Yeah. Another great example is "I want to send a mailing to all our customers in zip codes 98036 and 98037." If you translate this request literally to Boolean logic (zip = 98036 and zip = 98037) the computer will print out a list of zero customers because not one customer is in both zip codes.
posted by kindall at 12:43 PM on November 2, 2001


Who cares? Movies on DVD are $15. The cost and trouble of buying blank DVD's and a burner (still pricey) aren't really worth it right now. I've got to admit part of the fun is buying the movie, having the original package, etc. It somehow cheapens it any other way for me....
posted by jessie at 12:49 PM on November 2, 2001


Um, jessie, I think you missed the point. Re-read Vetinari's post above; the DeCSS is/was an attempt to play perfectly normal DVD's without using some of the encryption/regional encoding standards the "cartel" enacted- it wasn't really about piracy. I suppose it could be seen as helping piracy in a sense, in that if the closed DVD standard owners decided to start implementing customer-unfriendly things like the original DiVX (I believe it was DiVX) where you'd pay-for-play, or where your insertion of a DVD without reporting its ownership back to a centralized database (a la Windows XP) might be detected or prohibited by the machinery, DeCSS and its kin could help sidestep that.
posted by hincandenza at 2:03 PM on November 2, 2001


(sigh of relief, temporary only)
posted by mmarcos at 3:34 PM on November 2, 2001


I just wrote a paper about the Supreme Court history when it comes to copyright issues, and here's some interesting data:

The Supreme Court has never thrown out a copyright law or statute because it "violated free speech"

Under Wheaton v. Peters (1843), you as a user have no natural right to the secondary market, to personal use, or to choose when and where you should be able to look at a copyrighted material, unless Congressional law says you can. (Interestingly, until the DMCA, supreme court precedent would've allowed things like DeCSS (see Fortnightly v. United Artists or CBS v. Teleprompter)

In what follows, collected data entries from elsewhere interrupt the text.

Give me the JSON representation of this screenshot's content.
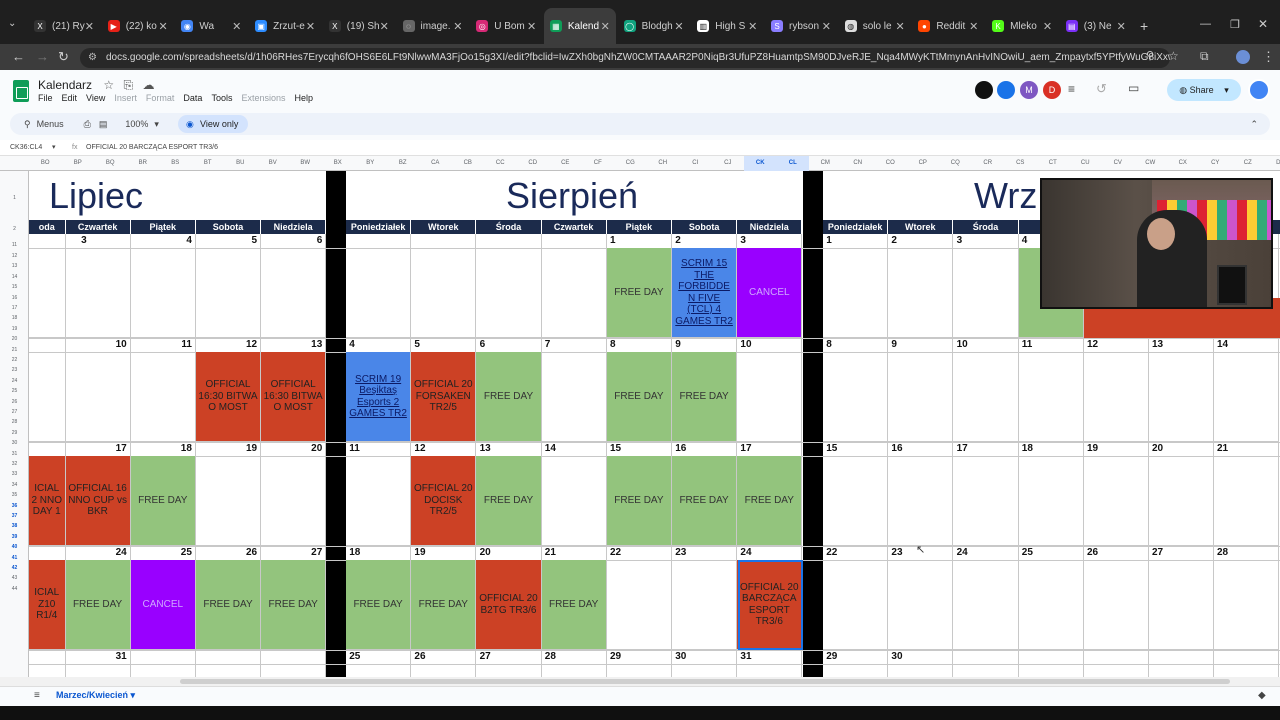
{
  "browser": {
    "tabs": [
      {
        "label": "(21) Ry",
        "color": "#333333",
        "glyph": "X"
      },
      {
        "label": "(22) ko",
        "color": "#e62117",
        "glyph": "▶"
      },
      {
        "label": "Wa",
        "color": "#4285f4",
        "glyph": "◉"
      },
      {
        "label": "Zrzut-e",
        "color": "#2d8cff",
        "glyph": "▣"
      },
      {
        "label": "(19) Sh",
        "color": "#333333",
        "glyph": "X"
      },
      {
        "label": "image.",
        "color": "#666666",
        "glyph": "◌"
      },
      {
        "label": "U Bom",
        "color": "#d62976",
        "glyph": "◎"
      },
      {
        "label": "Kalend",
        "color": "#0f9d58",
        "glyph": "▦",
        "active": true
      },
      {
        "label": "Blodgh",
        "color": "#10a37f",
        "glyph": "◯"
      },
      {
        "label": "High S",
        "color": "#ffffff",
        "glyph": "▥"
      },
      {
        "label": "rybson",
        "color": "#8a7dff",
        "glyph": "S"
      },
      {
        "label": "solo le",
        "color": "#dddddd",
        "glyph": "◍"
      },
      {
        "label": "Reddit",
        "color": "#ff4500",
        "glyph": "●"
      },
      {
        "label": "Mleko",
        "color": "#53fc18",
        "glyph": "K"
      },
      {
        "label": "(3) Ne",
        "color": "#7b2ff7",
        "glyph": "▤"
      }
    ],
    "url": "docs.google.com/spreadsheets/d/1h06RHes7Erycqh6fOHS6E6LFt9NlwwMA3FjOo15g3XI/edit?fbclid=IwZXh0bgNhZW0CMTAAAR2P0NiqBr3UfuPZ8HuamtpSM90DJveRJE_Nqa4MWyKTtMmynAnHvINOwiU_aem_Zmpaytxf5YPtfyWuG8iXxw&gid=11984..."
  },
  "sheets": {
    "title": "Kalendarz",
    "menu": [
      "File",
      "Edit",
      "View",
      "Insert",
      "Format",
      "Data",
      "Tools",
      "Extensions",
      "Help"
    ],
    "menu_dim": [
      false,
      false,
      false,
      true,
      true,
      false,
      false,
      true,
      false
    ],
    "menus_search": "Menus",
    "zoom": "100%",
    "view_only": "View only",
    "share": "Share",
    "avatars": [
      {
        "letter": "",
        "color": "#111111"
      },
      {
        "letter": "",
        "color": "#1a73e8"
      },
      {
        "letter": "M",
        "color": "#7e57c2"
      },
      {
        "letter": "D",
        "color": "#d93025"
      }
    ],
    "cell_ref": "CK36:CL4",
    "formula": "OFFICIAL 20 BARCZĄCA ESPORT TR3/6",
    "sheet_tab": "Marzec/Kwiecień"
  },
  "columns": [
    "BO",
    "BP",
    "BQ",
    "BR",
    "BS",
    "BT",
    "BU",
    "BV",
    "BW",
    "BX",
    "BY",
    "BZ",
    "CA",
    "CB",
    "CC",
    "CD",
    "CE",
    "CF",
    "CG",
    "CH",
    "CI",
    "CJ",
    "CK",
    "CL",
    "CM",
    "CN",
    "CO",
    "CP",
    "CQ",
    "CR",
    "CS",
    "CT",
    "CU",
    "CV",
    "CW",
    "CX",
    "CY",
    "CZ",
    "DA"
  ],
  "rows": [
    "1",
    "2",
    "11",
    "12",
    "13",
    "14",
    "15",
    "16",
    "17",
    "18",
    "19",
    "20",
    "21",
    "22",
    "23",
    "24",
    "25",
    "26",
    "27",
    "28",
    "29",
    "30",
    "31",
    "32",
    "33",
    "34",
    "35",
    "36",
    "37",
    "38",
    "39",
    "40",
    "41",
    "42",
    "43",
    "44"
  ],
  "calendar": {
    "months": [
      {
        "name": "Lipiec"
      },
      {
        "name": "Sierpień"
      },
      {
        "name": "Wrz"
      }
    ],
    "day_headers": [
      [
        "oda",
        "Czwartek",
        "Piątek",
        "Sobota",
        "Niedziela"
      ],
      [
        "Poniedziałek",
        "Wtorek",
        "Środa",
        "Czwartek",
        "Piątek",
        "Sobota",
        "Niedziela"
      ],
      [
        "Poniedziałek",
        "Wtorek",
        "Środa",
        "C"
      ]
    ],
    "weeks": [
      {
        "days": [
          [
            null,
            "3",
            "4",
            "5",
            "6"
          ],
          [
            "",
            "",
            "",
            "",
            "1",
            "2",
            "3"
          ],
          [
            "1",
            "2",
            "3",
            "4"
          ]
        ],
        "events": [
          [
            null,
            null,
            null,
            null,
            null
          ],
          [
            null,
            null,
            null,
            null,
            {
              "t": "FREE DAY",
              "c": "green"
            },
            {
              "t": "SCRIM 15 THE FORBIDDE N FIVE (TCL) 4 GAMES TR2",
              "c": "blue"
            },
            {
              "t": "CANCEL",
              "c": "purple"
            }
          ],
          [
            null,
            null,
            null,
            {
              "t": "FR",
              "c": "green"
            }
          ]
        ]
      },
      {
        "days": [
          [
            "",
            "10",
            "11",
            "12",
            "13"
          ],
          [
            "4",
            "5",
            "6",
            "7",
            "8",
            "9",
            "10"
          ],
          [
            "8",
            "9",
            "10",
            "11"
          ]
        ],
        "events": [
          [
            null,
            null,
            null,
            {
              "t": "OFFICIAL 16:30 BITWA O MOST",
              "c": "red"
            },
            {
              "t": "OFFICIAL 16:30 BITWA O MOST",
              "c": "red"
            }
          ],
          [
            {
              "t": "SCRIM 19 Beşiktaş Esports 2 GAMES TR2",
              "c": "blue"
            },
            {
              "t": "OFFICIAL 20 FORSAKEN TR2/5",
              "c": "red"
            },
            {
              "t": "FREE DAY",
              "c": "green"
            },
            null,
            {
              "t": "FREE DAY",
              "c": "green"
            },
            {
              "t": "FREE DAY",
              "c": "green"
            },
            null
          ],
          [
            null,
            null,
            null,
            null
          ]
        ]
      },
      {
        "days": [
          [
            "",
            "17",
            "18",
            "19",
            "20"
          ],
          [
            "11",
            "12",
            "13",
            "14",
            "15",
            "16",
            "17"
          ],
          [
            "15",
            "16",
            "17",
            "18"
          ]
        ],
        "events": [
          [
            {
              "t": "ICIAL 2 NNO DAY 1",
              "c": "red"
            },
            {
              "t": "OFFICIAL 16 NNO CUP vs BKR",
              "c": "red"
            },
            {
              "t": "FREE DAY",
              "c": "green"
            },
            null,
            null
          ],
          [
            null,
            {
              "t": "OFFICIAL 20 DOCISK TR2/5",
              "c": "red"
            },
            {
              "t": "FREE DAY",
              "c": "green"
            },
            null,
            {
              "t": "FREE DAY",
              "c": "green"
            },
            {
              "t": "FREE DAY",
              "c": "green"
            },
            {
              "t": "FREE DAY",
              "c": "green"
            }
          ],
          [
            null,
            null,
            null,
            null
          ]
        ]
      },
      {
        "days": [
          [
            "",
            "24",
            "25",
            "26",
            "27"
          ],
          [
            "18",
            "19",
            "20",
            "21",
            "22",
            "23",
            "24"
          ],
          [
            "22",
            "23",
            "24",
            "25"
          ]
        ],
        "events": [
          [
            {
              "t": "ICIAL Z10 R1/4",
              "c": "red"
            },
            {
              "t": "FREE DAY",
              "c": "green"
            },
            {
              "t": "CANCEL",
              "c": "purple"
            },
            {
              "t": "FREE DAY",
              "c": "green"
            },
            {
              "t": "FREE DAY",
              "c": "green"
            }
          ],
          [
            {
              "t": "FREE DAY",
              "c": "green"
            },
            {
              "t": "FREE DAY",
              "c": "green"
            },
            {
              "t": "OFFICIAL 20 B2TG TR3/6",
              "c": "red"
            },
            {
              "t": "FREE DAY",
              "c": "green"
            },
            null,
            null,
            {
              "t": "OFFICIAL 20 BARCZĄCA ESPORT TR3/6",
              "c": "red"
            }
          ],
          [
            null,
            null,
            null,
            null
          ]
        ]
      },
      {
        "days": [
          [
            "",
            "31",
            "",
            "",
            ""
          ],
          [
            "25",
            "26",
            "27",
            "28",
            "29",
            "30",
            "31"
          ],
          [
            "29",
            "30",
            "",
            ""
          ]
        ],
        "events": [
          [
            null,
            null,
            null,
            null,
            null
          ],
          [
            null,
            null,
            null,
            null,
            null,
            null,
            null
          ],
          [
            null,
            null,
            null,
            null
          ]
        ]
      }
    ],
    "extra_days_right": [
      [
        "",
        "",
        ""
      ],
      [
        "12",
        "13",
        "14"
      ],
      [
        "19",
        "20",
        "21"
      ],
      [
        "26",
        "27",
        "28"
      ],
      [
        "",
        "",
        ""
      ]
    ]
  }
}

I was writing more specifically about the supreme court dealing with the copyright clause and not the free speech clause of the Const., I think that it's going to be very hard to sway the supreme court toward upholding this ruling, should the case go that far. Our best bet is to get Congress to modify the DMCA.
posted by Kevs at 4:23 PM on November 2, 2001


where your insertion of a DVD without reporting its ownership back to a centralized database (a la Windows XP) might be detected or prohibited by the machinery

The death of private ownership. From now on, everything that's yours is only borrowed. Economic feudalism. Enjoy.